July 29th, 2013 by Elizabeth Marie
5 Things You Need To Know About Dating In South Africa
The basic principles of dating applies no matter where in the world you go. You argue over the bill on the first date and the man ends up paying anyway. You take the first three dates very seriously and you try very hard to impress before you start taking a more casual approach and, if you don’t like the person after the first date, you try one more time to see how it goes. Dating in South Africa is very much the same, only there are a few things which differ depending which city you are in.
Johannesburg is the money city
Johannesburg is where people in South Africa move to when they want to make money, dating in this city is very different to anywhere else in the country and will almost always involve the more bog-standard type of dates like restaurants and movies. There are a couple of more adventurous options for the outdoorsy types, but with time schedules tight, the usual will have to do.
Cape Town likes to take it easy
If you’re told to turn up for your date at 19:30, Cape Town time means it will probably only start at 20:00 or 20:30. You haven’t been stood up, people in Cape Town just like to take things very, very easy. Cape Town also offers the opportunity to get very creative with dates, from picnics up Table Mountain to shark cage diving, everything is more exciting in the Mother City.
Tipping at restaurants
Tipping at restaurants is custom in South Africa and usually adding 10 to 15% of the bill’s total as a tip is acceptable. Most restaurants won’t add it on themselves, so you’ll have to do so.
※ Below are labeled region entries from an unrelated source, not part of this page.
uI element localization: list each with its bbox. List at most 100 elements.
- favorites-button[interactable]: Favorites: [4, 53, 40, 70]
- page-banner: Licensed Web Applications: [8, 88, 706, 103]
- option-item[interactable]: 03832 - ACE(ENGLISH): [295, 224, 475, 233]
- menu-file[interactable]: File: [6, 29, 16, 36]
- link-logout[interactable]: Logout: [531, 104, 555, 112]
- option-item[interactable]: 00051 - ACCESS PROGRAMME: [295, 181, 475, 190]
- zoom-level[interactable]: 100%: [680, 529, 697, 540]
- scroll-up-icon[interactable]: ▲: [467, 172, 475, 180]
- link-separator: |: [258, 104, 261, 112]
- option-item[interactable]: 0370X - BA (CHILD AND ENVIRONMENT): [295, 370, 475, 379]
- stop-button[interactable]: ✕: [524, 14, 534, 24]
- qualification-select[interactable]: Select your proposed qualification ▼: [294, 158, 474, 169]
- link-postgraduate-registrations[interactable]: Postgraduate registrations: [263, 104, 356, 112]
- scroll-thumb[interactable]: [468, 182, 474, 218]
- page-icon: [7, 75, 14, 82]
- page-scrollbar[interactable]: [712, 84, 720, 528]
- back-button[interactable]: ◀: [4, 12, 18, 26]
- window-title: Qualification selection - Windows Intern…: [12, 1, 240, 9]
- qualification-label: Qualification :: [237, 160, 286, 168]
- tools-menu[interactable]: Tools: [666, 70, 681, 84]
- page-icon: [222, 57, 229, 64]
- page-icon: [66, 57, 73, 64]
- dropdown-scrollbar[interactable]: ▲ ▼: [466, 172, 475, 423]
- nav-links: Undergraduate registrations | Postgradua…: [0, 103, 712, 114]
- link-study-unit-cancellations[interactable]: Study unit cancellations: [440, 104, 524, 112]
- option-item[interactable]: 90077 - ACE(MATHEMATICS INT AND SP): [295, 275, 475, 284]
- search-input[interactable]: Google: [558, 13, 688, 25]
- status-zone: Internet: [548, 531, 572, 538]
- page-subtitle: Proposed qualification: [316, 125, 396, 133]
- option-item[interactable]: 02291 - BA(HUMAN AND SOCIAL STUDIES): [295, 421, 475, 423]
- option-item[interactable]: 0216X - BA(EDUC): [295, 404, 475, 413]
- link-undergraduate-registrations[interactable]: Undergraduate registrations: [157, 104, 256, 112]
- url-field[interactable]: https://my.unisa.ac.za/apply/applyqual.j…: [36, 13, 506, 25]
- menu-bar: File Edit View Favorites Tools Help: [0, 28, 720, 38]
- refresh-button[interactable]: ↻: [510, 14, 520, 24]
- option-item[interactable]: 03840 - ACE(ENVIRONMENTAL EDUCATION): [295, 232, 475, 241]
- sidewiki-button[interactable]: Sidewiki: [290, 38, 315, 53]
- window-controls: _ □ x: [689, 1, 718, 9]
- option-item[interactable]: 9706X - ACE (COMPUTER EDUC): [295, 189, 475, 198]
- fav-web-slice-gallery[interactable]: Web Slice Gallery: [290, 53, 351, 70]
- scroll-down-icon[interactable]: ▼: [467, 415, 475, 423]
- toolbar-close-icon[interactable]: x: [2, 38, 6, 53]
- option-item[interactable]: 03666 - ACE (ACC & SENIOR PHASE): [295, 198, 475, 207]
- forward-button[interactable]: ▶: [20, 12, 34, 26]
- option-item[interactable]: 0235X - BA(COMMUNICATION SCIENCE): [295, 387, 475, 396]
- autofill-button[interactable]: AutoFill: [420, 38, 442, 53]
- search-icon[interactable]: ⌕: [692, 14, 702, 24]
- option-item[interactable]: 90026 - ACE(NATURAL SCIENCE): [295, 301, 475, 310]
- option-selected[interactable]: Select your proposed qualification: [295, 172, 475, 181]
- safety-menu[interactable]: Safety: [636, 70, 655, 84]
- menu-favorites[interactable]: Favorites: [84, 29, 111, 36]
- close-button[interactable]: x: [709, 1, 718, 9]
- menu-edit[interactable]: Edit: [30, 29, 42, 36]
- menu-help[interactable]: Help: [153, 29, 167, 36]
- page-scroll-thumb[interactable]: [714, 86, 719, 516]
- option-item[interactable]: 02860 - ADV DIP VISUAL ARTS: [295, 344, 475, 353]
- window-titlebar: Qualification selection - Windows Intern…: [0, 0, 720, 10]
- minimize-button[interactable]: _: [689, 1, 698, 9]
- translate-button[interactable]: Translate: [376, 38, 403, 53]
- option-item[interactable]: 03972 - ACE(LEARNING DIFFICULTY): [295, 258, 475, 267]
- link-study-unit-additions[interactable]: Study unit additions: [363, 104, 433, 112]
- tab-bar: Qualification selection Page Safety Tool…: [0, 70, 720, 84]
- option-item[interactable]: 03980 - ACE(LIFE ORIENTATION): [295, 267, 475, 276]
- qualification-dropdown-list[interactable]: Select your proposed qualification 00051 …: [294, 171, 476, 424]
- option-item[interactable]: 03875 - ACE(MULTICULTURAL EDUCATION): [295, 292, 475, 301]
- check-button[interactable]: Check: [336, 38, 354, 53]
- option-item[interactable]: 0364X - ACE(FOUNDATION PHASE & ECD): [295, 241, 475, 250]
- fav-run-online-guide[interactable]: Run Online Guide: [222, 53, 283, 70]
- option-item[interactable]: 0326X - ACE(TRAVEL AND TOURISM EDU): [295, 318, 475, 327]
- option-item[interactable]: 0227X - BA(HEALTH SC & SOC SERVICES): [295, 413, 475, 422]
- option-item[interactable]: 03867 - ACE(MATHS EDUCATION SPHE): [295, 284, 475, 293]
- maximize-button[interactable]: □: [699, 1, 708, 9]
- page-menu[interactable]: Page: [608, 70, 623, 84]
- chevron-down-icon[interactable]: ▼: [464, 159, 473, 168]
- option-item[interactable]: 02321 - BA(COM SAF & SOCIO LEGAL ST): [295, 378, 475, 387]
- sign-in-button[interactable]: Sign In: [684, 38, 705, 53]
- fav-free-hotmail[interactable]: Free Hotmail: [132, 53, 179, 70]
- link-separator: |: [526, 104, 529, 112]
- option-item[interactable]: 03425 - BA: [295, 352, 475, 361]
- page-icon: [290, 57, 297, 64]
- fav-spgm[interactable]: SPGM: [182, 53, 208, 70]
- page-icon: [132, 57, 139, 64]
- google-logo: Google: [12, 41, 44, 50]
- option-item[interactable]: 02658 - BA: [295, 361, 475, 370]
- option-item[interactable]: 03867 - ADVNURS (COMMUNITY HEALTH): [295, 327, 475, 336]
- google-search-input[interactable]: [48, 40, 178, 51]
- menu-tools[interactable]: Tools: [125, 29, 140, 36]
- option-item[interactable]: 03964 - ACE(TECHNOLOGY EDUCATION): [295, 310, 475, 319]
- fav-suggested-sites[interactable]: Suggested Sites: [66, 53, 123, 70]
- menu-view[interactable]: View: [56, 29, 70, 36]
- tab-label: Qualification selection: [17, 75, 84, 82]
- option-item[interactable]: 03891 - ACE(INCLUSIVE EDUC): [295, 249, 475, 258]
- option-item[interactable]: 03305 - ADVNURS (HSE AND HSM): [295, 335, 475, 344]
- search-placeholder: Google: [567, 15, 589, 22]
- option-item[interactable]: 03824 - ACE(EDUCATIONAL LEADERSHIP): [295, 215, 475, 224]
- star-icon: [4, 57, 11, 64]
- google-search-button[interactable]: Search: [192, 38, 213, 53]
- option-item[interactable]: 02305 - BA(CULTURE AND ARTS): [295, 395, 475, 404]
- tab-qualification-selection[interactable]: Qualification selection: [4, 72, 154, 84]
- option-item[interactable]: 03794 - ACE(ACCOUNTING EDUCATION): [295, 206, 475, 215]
It’s important to keep this in mind when going for a date at restaurant, you don’t want your partner to think you’re a rude scrooge who doesn’t tip.
The dating scene can be traditional, but it’s very diverse
South Africa is a melting pot of cultures. Some are very traditional and, what some might call, “old school”. The good thing about South Africans is that most aren’t shy to answer questions about their traditions or culture. If you’re not sure about what your partner expects, ask. Be careful how you introduce yourself to a new person, though. Most men don’t mind greeting with a handshake or a hug, but some women aren’t quite comfortable with getting so close first up. again, if you’re not sure, it’s fine to ask. With the dating scene being so diverse, you can expect to learn a lot, not just about other people and their culture and traditions but also about yourself.
Old school is cool, but not the rule
As mentioned, there are many women who are still very traditional in South Africa and hold these values close to heart. This isn’t something that you can change, but it is something you should expect when dating in South Africa. It is, however, not the rule and this is where the diversity comes in once again. Many women who come from a traditional background might hold some of those values close to heart but with a mix of modern outlook and philosophies. Other men and women have completely modernised their way of thinking. This means that sex on the first date, sex on the third date or sex when you’re dating and not in relationship all becomes a tricky subject to navigate, but the same rule applies, if you are not sure: ask. It will save you a lot of time and potential embarrassment.